China is home to lax protection of intellectual property rights, many counterfeit goods and brands and Jordans by Nike is no exception. The chinese imitator is Qiaodan Sports, a Chinese sportswear company based in Fujian province.
Since 2012, Jordan has unsuccessfully sued Qiaodan Sports for misappropriating his name and likeness. In this lawsuit, Jordan asked Qiaodan Sports to deregister 78 trademarks.
China Wire reports that Qiaodan Sports, pronounced “chew dahn” sounds very similar to Jordan. In fact, it is a Mandarin transliteration of “Jordan” used to refer to Michael Jordan. Also, Qiodan uses the number 23 and a jumping man logo to sell basketball shoes and jerseys. Which would naturally mislead any consumer in China that Michael Jordan was behind the brand.
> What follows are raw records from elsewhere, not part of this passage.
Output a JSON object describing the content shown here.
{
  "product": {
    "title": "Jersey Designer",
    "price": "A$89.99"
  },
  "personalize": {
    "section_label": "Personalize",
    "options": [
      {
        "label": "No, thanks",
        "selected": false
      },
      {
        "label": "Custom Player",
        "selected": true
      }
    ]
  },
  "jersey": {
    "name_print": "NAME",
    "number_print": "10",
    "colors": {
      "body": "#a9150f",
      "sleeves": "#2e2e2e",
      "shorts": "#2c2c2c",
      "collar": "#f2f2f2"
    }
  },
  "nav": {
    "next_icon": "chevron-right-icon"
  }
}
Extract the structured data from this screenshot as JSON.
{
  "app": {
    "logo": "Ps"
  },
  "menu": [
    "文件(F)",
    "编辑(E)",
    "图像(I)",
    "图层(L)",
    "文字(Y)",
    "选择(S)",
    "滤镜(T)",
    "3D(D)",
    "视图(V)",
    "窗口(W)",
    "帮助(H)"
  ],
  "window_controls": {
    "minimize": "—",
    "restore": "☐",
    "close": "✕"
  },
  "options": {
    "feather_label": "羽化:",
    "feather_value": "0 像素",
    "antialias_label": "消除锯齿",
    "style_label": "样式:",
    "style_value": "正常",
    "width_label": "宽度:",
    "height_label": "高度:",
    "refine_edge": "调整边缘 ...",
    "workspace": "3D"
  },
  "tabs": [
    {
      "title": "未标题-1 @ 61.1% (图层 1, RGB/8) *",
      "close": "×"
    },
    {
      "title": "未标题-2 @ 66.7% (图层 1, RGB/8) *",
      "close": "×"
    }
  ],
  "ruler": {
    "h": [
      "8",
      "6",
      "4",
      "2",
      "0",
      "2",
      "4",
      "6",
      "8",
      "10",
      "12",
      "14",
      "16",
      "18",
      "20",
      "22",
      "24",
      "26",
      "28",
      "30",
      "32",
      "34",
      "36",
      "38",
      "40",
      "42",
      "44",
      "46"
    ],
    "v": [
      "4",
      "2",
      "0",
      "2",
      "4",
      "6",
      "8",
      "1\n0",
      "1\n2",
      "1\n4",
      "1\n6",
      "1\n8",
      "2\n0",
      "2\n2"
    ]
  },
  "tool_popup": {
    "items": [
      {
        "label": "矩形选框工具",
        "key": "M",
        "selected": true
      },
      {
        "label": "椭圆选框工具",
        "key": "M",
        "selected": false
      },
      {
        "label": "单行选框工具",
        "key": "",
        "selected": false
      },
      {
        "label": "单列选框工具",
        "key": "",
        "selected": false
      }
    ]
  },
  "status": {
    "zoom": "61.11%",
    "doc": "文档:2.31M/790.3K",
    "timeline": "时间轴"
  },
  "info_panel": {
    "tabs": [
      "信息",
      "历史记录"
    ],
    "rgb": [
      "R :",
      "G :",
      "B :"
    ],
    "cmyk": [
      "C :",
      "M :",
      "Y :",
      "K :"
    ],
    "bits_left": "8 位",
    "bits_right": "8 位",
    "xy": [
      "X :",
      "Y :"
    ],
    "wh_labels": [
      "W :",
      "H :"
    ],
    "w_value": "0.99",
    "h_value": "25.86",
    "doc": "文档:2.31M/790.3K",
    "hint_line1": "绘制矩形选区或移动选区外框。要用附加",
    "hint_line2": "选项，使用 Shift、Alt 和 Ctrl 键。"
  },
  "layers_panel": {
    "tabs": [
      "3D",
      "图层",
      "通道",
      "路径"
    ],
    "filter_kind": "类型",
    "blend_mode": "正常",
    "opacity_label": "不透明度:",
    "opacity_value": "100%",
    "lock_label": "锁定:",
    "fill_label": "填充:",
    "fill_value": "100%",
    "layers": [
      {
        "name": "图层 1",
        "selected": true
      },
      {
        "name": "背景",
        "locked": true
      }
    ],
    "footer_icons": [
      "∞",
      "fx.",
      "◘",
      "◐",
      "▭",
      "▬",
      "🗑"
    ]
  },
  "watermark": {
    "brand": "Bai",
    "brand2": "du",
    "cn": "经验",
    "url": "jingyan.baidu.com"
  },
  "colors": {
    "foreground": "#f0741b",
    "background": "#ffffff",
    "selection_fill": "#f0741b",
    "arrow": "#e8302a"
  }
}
In the U.S. legal system, it is clear that Qiaodan infringed on Jordan’s trademark rights. However, after a series of countersuits, it is clear that Chinese law backs it national companies even when it is clear that their success derives from the creations of others. In a June 18th verdict, the Beijing court ruled that “Qiaodan” is not only the name that corresponds to “Jordan,” and “Jordan” is only an ordinary surname of American people, not a full name. Also, the logo is in the shape of a person with no facial features, so the current evidence is not enough to prove that Qiaodan” determinedly points to Michael Jordan.
The six time NBA champion plans to appeal to the Supreme People’s Court for a retrial.